Wenn in Berlin die Plakate hängen, weiß man: Es ist Frühling, eine neue Wahlperiode steht bevor. Bis wir im Oktober hoffentlich mit einer Bürgermeisterin im Roten Rathaus aufwachen, lohnt sich ein Rückblick auf eine ungewöhnliche Wahlperiode in Pankow.

Auch in Pankow versuchten wir die Wohnungskrise mit dem bezirklichen Vorkaufsrecht im Milieuschutz einzudämmen, jedoch machte uns das Bundesverwaltungsgericht einen Strich durch die Rechnung. Es kippte Anfang November 2021 die Praxis der Bezirke durch sein Urteil. Wir wollten die Hausgemeinschaften nicht allein lassen im Kampf gegen Verdrängung. Die Kastanienallee 12 unterstützen wir erfolgreich auf ihrem Weg in die genossenschaftliche Trägerschaft der Selbstbau. Ebenfalls in der Kastanienallee unterstützten wir mit Erfolg das Tuntenhaus: Ihre Räumlichkeiten wurden schlussendlich doch noch per Vorkaufsrecht dem ungeregelten Markt entzogen. Auch hier engagiert sich die Selbstbau für den Erhalt dieser kiezprägenden, queeren Institution.

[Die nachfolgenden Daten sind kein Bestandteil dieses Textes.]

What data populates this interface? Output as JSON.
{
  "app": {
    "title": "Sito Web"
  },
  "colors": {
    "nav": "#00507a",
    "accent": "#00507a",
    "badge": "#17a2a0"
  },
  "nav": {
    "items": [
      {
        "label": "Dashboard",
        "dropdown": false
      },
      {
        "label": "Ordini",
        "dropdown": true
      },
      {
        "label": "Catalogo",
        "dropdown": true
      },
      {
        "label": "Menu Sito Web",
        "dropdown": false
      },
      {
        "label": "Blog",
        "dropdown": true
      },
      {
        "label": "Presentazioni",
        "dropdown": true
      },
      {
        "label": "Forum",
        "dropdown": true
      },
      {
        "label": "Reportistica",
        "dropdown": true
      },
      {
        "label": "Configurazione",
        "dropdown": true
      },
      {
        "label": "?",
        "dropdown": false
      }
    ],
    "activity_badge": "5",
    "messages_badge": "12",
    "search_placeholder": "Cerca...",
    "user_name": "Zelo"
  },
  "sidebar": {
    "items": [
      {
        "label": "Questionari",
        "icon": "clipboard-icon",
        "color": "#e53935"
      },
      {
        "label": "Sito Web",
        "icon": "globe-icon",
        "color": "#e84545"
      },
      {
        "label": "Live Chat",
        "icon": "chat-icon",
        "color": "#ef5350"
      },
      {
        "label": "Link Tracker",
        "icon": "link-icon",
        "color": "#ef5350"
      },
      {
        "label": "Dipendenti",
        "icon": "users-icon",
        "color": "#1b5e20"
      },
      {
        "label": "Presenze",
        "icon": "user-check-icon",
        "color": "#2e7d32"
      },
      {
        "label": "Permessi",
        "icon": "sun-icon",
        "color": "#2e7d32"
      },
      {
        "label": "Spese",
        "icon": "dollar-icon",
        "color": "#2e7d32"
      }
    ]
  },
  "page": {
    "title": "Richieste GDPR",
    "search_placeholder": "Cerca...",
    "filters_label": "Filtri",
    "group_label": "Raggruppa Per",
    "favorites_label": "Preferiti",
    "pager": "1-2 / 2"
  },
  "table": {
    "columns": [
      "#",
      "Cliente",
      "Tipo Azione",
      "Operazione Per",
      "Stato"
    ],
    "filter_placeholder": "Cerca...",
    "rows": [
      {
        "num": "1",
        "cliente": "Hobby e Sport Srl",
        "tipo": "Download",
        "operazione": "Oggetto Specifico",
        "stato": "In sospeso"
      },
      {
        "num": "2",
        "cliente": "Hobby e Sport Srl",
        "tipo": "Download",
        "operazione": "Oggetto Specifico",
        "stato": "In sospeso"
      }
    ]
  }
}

Da die Mietenkrise nicht nur die Innenstadt trifft, versuchten wir den Milieuschutz weiter auszudehnen und nahmen Weißensee in den Blick. Das Amt reagierte zügig auf unseren Antrag und teilte nach Untersuchungen unsere Einschätzung, dass das Gebiet einem hohem Verdrängungsdruck ausgesetzt ist. Zunächst versuchte man allerdings, Teile Weißensees mit merkwürdigen Begründungen auszuklammern. Wir hatten im Ausschuss erfrischende Diskussionen, ob der Denkmalschutz nicht auch Luxuxmodernisierungen verhindern kann, weil der ja eh nichts zulassen würde. Die Arbeit im Fachausschuss war zu unserer Freude erfolgreich, denn nach einer durch uns angeregten Neubewertung des Gebiets, entschied man sich doch für einen großzügigeren Zuschnitt und unsere Weißenseer Milieuschutzgebiete sollten es noch dieses Jahr ins Amtsblatt schaffen.

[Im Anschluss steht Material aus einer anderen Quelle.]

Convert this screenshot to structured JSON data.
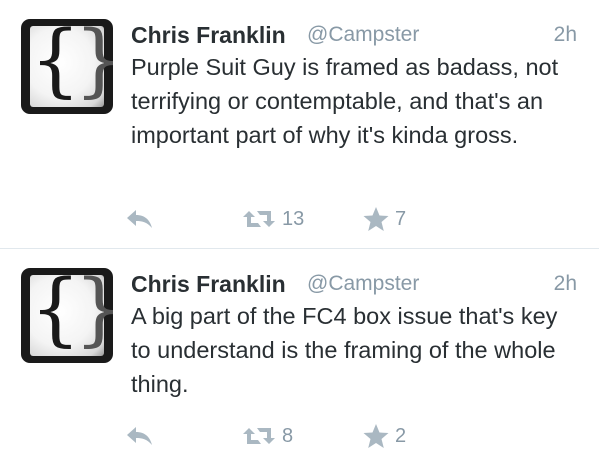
{
  "tweets": [
    {
      "author_name": "Chris Franklin",
      "author_handle": "@Campster",
      "time": "2h",
      "text": "Purple Suit Guy is framed as badass, not terrifying or contemptable, and that's an important part of why it's kinda gross.",
      "retweet_count": "13",
      "favorite_count": "7"
    },
    {
      "author_name": "Chris Franklin",
      "author_handle": "@Campster",
      "time": "2h",
      "text": "A big part of the FC4 box issue that's key to understand is the framing of the whole thing.",
      "retweet_count": "8",
      "favorite_count": "2"
    }
  ],
  "icons": {
    "reply": "reply-icon",
    "retweet": "retweet-icon",
    "favorite": "star-icon"
  },
  "colors": {
    "text": "#292f33",
    "secondary": "#8899a6",
    "icon": "#aab8c2",
    "divider": "#e1e8ed"
  }
}
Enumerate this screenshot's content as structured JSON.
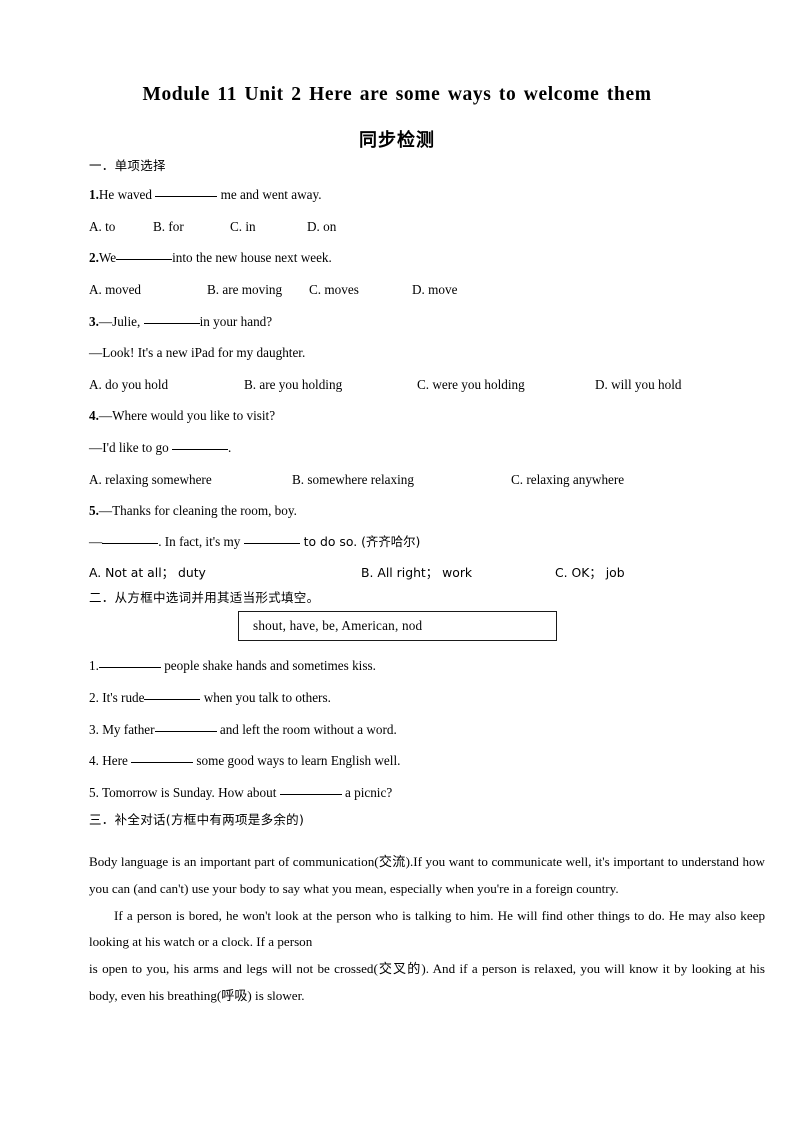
{
  "document": {
    "title": "Module  11 Unit 2 Here  are  some  ways  to  welcome  them",
    "subtitle": "同步检测"
  },
  "section1": {
    "heading": "一．单项选择",
    "questions": [
      {
        "number": "1.",
        "stem_before": "He waved ",
        "stem_after": " me and went away.",
        "options": [
          "A. to",
          "B. for",
          "C. in",
          "D. on"
        ]
      },
      {
        "number": "2.",
        "stem_before": "We",
        "stem_after": "into the new house next week.",
        "options": [
          "A. moved",
          "B. are moving",
          "C. moves",
          "D. move"
        ]
      },
      {
        "number": "3.",
        "stem_before": "—Julie,   ",
        "stem_after": "in your hand?",
        "stem_line2": "—Look! It's a new iPad for my daughter.",
        "options": [
          "A. do you hold",
          "B. are you holding",
          "C. were you holding",
          "D. will you hold"
        ]
      },
      {
        "number": "4.",
        "stem_line1": "—Where would you like to visit?",
        "stem_before": "—I'd like to go ",
        "stem_after": ".",
        "options": [
          "A. relaxing somewhere",
          "B. somewhere relaxing",
          "C. relaxing anywhere"
        ]
      },
      {
        "number": "5.",
        "stem_line1": "—Thanks for cleaning the room, boy.",
        "stem_before": "—",
        "stem_mid": ". In fact,   it's my ",
        "stem_after": " to do so. (齐齐哈尔)",
        "options": [
          "A. Not at all；  duty",
          "B. All right；  work",
          "C. OK；  job"
        ]
      }
    ]
  },
  "section2": {
    "heading": "二．从方框中选词并用其适当形式填空。",
    "word_bank": "shout,  have,  be,   American,   nod",
    "items": [
      {
        "number": "1.",
        "before": "",
        "after": " people shake hands and sometimes kiss."
      },
      {
        "number": "2.",
        "before": "It's rude",
        "after": " when you talk to others."
      },
      {
        "number": "3.",
        "before": "My father",
        "after": " and left the room without a word."
      },
      {
        "number": "4.",
        "before": "Here ",
        "after": " some good ways to learn English  well."
      },
      {
        "number": "5.",
        "before": "Tomorrow is Sunday. How about ",
        "after": " a picnic?"
      }
    ]
  },
  "section3": {
    "heading": "三．补全对话(方框中有两项是多余的)",
    "paragraphs": [
      "Body  language  is  an  important  part  of  communication(交流).If  you  want  to  communicate  well,  it's  important  to understand how you can (and can't) use your body to say what you mean, especially when you're in a foreign country.",
      "If a person is bored, he won't look at the person who is talking to him. He will  find other things to do. He may also keep looking  at his watch or a clock. If a person",
      "is open to you, his arms and legs  will not be crossed(交叉的). And if a person is relaxed, you will know it by looking at his body, even his breathing(呼吸) is slower."
    ]
  }
}
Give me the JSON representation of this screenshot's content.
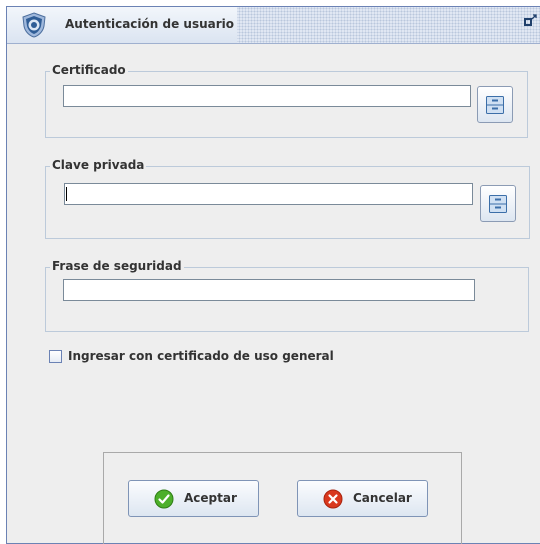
{
  "window": {
    "title": "Autenticación de usuario",
    "icons": {
      "app": "shield-icon",
      "restore": "restore-window-icon"
    }
  },
  "certificado": {
    "label": "Certificado",
    "value": "",
    "browse_icon": "file-cabinet-icon"
  },
  "clave_privada": {
    "label": "Clave privada",
    "value": "",
    "browse_icon": "file-cabinet-icon"
  },
  "frase_seguridad": {
    "label": "Frase de seguridad",
    "value": ""
  },
  "general_certificate": {
    "label": "Ingresar con certificado de uso general",
    "checked": false
  },
  "buttons": {
    "accept": {
      "label": "Aceptar",
      "icon": "check-circle-icon",
      "color": "#4caf2a"
    },
    "cancel": {
      "label": "Cancelar",
      "icon": "x-circle-icon",
      "color": "#d9381e"
    }
  },
  "colors": {
    "accent": "#6b82b4",
    "panel_background": "#eeeeee"
  }
}
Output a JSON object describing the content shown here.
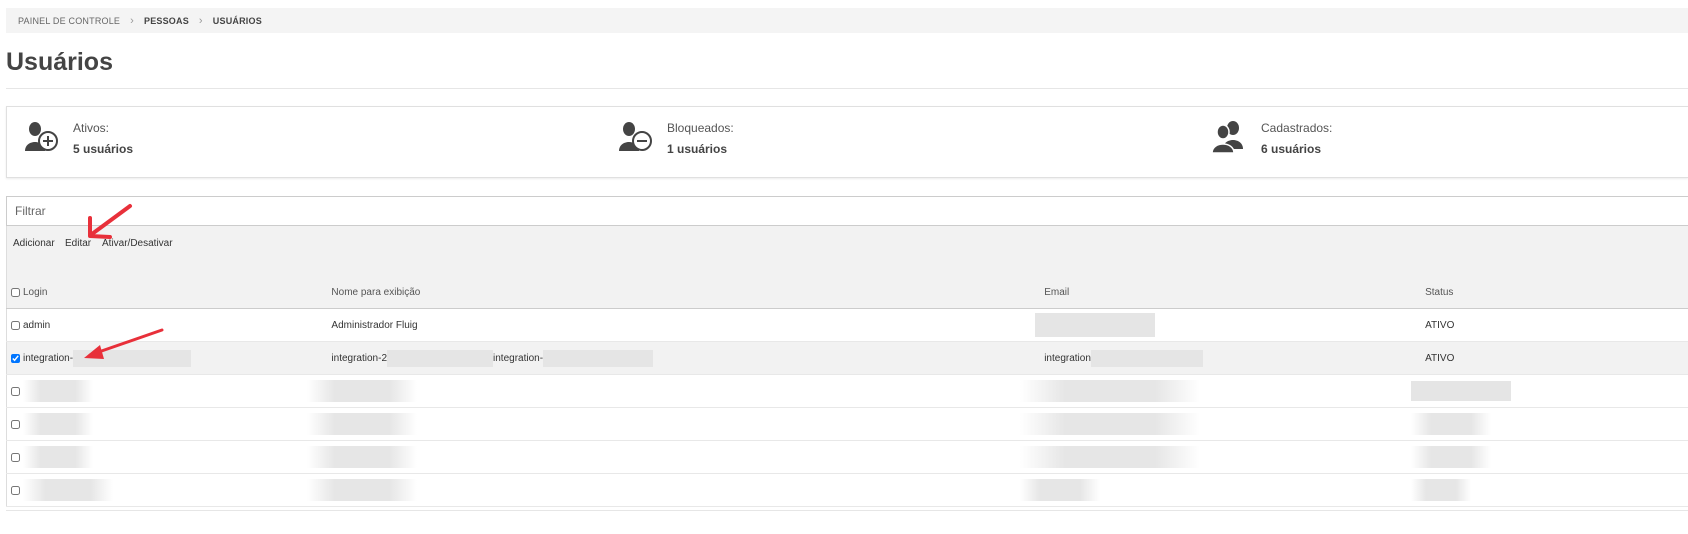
{
  "breadcrumb": {
    "items": [
      "PAINEL DE CONTROLE",
      "PESSOAS",
      "USUÁRIOS"
    ]
  },
  "page": {
    "title": "Usuários"
  },
  "stats": [
    {
      "icon": "user-plus-icon",
      "label": "Ativos:",
      "value": "5 usuários"
    },
    {
      "icon": "user-minus-icon",
      "label": "Bloqueados:",
      "value": "1 usuários"
    },
    {
      "icon": "users-icon",
      "label": "Cadastrados:",
      "value": "6 usuários"
    }
  ],
  "filter": {
    "placeholder": "Filtrar",
    "value": ""
  },
  "toolbar": {
    "add_label": "Adicionar",
    "edit_label": "Editar",
    "toggle_label": "Ativar/Desativar"
  },
  "table": {
    "columns": [
      "Login",
      "Nome para exibição",
      "Email",
      "Status"
    ],
    "rows": [
      {
        "login": "admin",
        "name": "Administrador Fluig",
        "name_suffix": "",
        "email": "",
        "status": "ATIVO",
        "checked": false
      },
      {
        "login": "integration-",
        "name": "integration-2",
        "name_suffix": "integration-",
        "email": "integration",
        "status": "ATIVO",
        "checked": true
      },
      {
        "login": "",
        "name": "",
        "name_suffix": "",
        "email": "",
        "status": "",
        "checked": false
      },
      {
        "login": "",
        "name": "",
        "name_suffix": "",
        "email": "",
        "status": "",
        "checked": false
      },
      {
        "login": "",
        "name": "",
        "name_suffix": "",
        "email": "",
        "status": "",
        "checked": false
      },
      {
        "login": "",
        "name": "",
        "name_suffix": "",
        "email": "",
        "status": "",
        "checked": false
      }
    ]
  },
  "colors": {
    "annotation_arrow": "#e8303a",
    "toolbar_bg": "#f2f2f2",
    "breadcrumb_bg": "#f4f4f4"
  }
}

Allerdings mussten wir auch lernen, dass alles Piepsen auf der bezirklichen Ebene nichts hilft, wenn von oben keine Unterstützung kommt. Die Initiative Pankow gegen Verdrängung weist seit langem auf auslaufende Sozialbindungen hin und die konsequente Ausnutzung jeder Lücke in der Mietgesetzgebung lässt Pankow zunehmend wie den Wilden Westen wirken.
 

Kurz nach dem Jahreswechsel 2026 brannte der Keller eines Hauses in der Stargarder Straße. Ganze 120 Menschen standen plötzlich auf der Straße, Unterstützung musste schnell organisiert werden. Unsere Stadträtin Dominique Krössin half mit Unterkunftsplätzen, unsere Fraktion mit Gutachten für eine schnellere Rückkehr der Bewohner.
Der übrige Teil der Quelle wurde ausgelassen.